The use of Internet of Things (IoT) technologies proved to be effective in supporting advancements in traffic control, waste management and environment monitoring, as part of the initiative of building “smart cities”. We learned to gather and process information from many sources and analyze it in a way that says something about an area of interest related to a city. Moreover, we managed to focus on the wellbeing of its residents by creating applications that monitor different aspects related to an individual’s health, such as glucose monitors, heart rate trackers or mobility assistance. With access to numerous confidential information as well as limitations around memory and computation power, these healthcare IoT applications make an important target for cyberattacks and challenge developers to find ways to mitigate them before causing any problems.

But first, let’s see where these issues may technically come from. Structured in 4 layers — perceptual, network, support and application, the applications incorporating IoT are susceptible to attacks at any part of its architectural design. The layer that consists of sensors extracting real world data from the environment may be accessible to unwanted “visitors” because of their not-very-complex authentication algorithms or their physical exposure to the public. The transmission of data between pre-established points of interest at the network layer creates circumstances for Denial of Service attacks that may come in the form of noise signals, eavesdropping or spoofing. Storing the information collected from the outside world, the support layer provides its equal share of challenges to IoT as unauthorized access to the systems may impact the privacy of the patients’ data. Last, but certainly not least, the application layer may suffer from several security issues, including code injection attacks that will affect the way the information is processed by the specific device and result in misinformation on the health condition of the individual.

With these cyber threads in mind, we will go over three examples of healthcare applications that may be put in perspective how impactful any of the previously mentioned attacks would be in our lives. Mass-casualty incident monitoring is one of the implementations of smart healthcare that makes triage protocols and decisions from first responders more efficient as the scalability of IoT systems provides a great advantage over traditional approaches to these situations in hospitals. Aging monitoring counts on real-time information gathered from the patient’s environment through embedded sensors in order to assess their mental and physical status that may be changing due to age. Mobility assistance is the last instance I would like to put up for review in this essay, as it depicts the capacity of these smart devices to help humans make decisions about their movement assisted by canes or wheelchairs.
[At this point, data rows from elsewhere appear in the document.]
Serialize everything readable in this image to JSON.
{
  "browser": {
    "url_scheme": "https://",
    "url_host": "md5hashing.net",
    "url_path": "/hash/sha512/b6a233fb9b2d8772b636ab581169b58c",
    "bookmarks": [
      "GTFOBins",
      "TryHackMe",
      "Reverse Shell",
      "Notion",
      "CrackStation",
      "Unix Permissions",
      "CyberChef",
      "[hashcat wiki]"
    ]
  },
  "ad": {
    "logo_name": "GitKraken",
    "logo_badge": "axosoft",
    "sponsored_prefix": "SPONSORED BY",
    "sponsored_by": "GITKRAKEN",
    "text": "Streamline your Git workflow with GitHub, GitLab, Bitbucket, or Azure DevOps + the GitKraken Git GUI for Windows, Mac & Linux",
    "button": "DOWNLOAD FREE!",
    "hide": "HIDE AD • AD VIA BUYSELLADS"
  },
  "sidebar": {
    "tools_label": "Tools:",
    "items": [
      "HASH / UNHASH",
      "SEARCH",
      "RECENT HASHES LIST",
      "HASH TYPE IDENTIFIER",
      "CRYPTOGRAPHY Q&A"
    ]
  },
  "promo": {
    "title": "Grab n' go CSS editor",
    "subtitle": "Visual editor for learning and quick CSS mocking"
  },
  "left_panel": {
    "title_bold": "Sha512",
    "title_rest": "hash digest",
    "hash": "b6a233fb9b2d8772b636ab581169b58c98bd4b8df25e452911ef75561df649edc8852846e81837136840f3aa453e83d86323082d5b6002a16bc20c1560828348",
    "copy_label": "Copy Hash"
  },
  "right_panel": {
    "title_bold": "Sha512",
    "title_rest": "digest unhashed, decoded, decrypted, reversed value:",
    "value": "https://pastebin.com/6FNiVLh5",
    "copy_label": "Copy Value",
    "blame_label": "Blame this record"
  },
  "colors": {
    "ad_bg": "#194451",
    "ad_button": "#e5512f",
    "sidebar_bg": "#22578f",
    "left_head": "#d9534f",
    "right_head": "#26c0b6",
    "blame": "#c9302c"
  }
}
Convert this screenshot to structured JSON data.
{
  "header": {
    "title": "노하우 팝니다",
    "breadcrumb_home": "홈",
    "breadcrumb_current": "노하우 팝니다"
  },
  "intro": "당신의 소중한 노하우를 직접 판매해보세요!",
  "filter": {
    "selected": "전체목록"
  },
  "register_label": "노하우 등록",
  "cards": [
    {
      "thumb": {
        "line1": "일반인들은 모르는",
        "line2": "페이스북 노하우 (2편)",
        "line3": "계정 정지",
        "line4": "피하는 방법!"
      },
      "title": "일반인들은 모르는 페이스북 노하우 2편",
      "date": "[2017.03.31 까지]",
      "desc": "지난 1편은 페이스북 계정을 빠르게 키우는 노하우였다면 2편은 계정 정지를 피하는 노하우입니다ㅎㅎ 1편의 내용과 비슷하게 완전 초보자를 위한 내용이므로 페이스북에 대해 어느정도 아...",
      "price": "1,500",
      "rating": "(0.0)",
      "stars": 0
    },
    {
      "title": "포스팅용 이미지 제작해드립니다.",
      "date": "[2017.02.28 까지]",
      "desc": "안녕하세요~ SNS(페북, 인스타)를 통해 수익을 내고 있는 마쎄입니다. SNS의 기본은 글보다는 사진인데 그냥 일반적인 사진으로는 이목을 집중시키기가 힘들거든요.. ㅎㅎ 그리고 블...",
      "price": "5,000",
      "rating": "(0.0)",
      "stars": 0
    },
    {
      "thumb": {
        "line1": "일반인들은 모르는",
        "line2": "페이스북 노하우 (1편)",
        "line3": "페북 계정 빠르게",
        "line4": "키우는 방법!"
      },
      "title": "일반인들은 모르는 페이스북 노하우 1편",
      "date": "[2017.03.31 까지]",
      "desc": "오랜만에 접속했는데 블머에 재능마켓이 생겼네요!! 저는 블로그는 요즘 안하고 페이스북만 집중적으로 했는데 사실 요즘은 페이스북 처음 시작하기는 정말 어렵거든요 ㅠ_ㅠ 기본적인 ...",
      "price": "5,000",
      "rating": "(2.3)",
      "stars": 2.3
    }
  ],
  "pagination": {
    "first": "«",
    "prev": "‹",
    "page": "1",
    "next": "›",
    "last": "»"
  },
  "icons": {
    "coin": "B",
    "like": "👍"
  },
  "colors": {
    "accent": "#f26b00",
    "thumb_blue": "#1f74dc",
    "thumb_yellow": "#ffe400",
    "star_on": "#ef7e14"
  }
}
The list provided above is, undoubtedly, short when thinking about all the applications that have been discovered and implemented to improve our health conditions. Nonetheless, those examples got us thinking about the challenges faced by designers in their pursuit of building systems protected from the threads of the cyber world. How those can be addressed?

As with all elements accessing health data, privacy is the number one concern and the broadcast communication promoted by IoT devices doesn’t make things any easier. Tracking of location, listening to the communications and the unwanted permission to visualize the information are all valid worries that are currently addressed through very rigorous specifications and policies to allow or deny access to certain resources. In addition to these regulations, tech-heavy tricks such as attenuating signals outside premises (resulting in many packages to be lost for the eavesdropper) or randomly delaying messages to hide the actual time of the event, may be used to mitigate this issue.

Security in terms of the attacks described earlier in the essay comes as a challenge as well. Redundancy, immediate recovery and adaptability to new types of algorithms that breach the system are significant attributes to an IoT device that has to face disruptions from malicious attacks while still providing qualitative and continuous treatment to the person they are attached to.

With cryptographic keys representing one of the most important actors in systems based on sensors, key establishment becomes a central element in ensuring that the IoT application that is used will accomplish the goals it was designed for. All the key distribution protocols that were proposed over time were centered around the need to balance security, scalability and resource efficiency.

In conclusion, healthcare has witnessed fascinating advancements thanks to the capacity of technology to make interaction between devices so efficient and natural. Smarter health systems impacted the status of people all over the world, but also put them face to face with the reality that their health condition depends on privacy, cyber security and other issues. Looking forward in our intent to integrate these IoT technologies more seamlessly in our daily activities, the article at hand emphasized the importance of treating a system as a whole rather than focusing on individual components, as this perspective will reveal a lot about its security posture. Also, it is crucial to develop a stronger collaboration between governing bodies and health-related institutions, that should result in more specific solutions to challenges imposed by IoT applications. As always, further research and new developments will create the perfect space to understand all these threats better and learn to mitigate them in a way that keeps the amazing accomplishments brought by these technologies alive.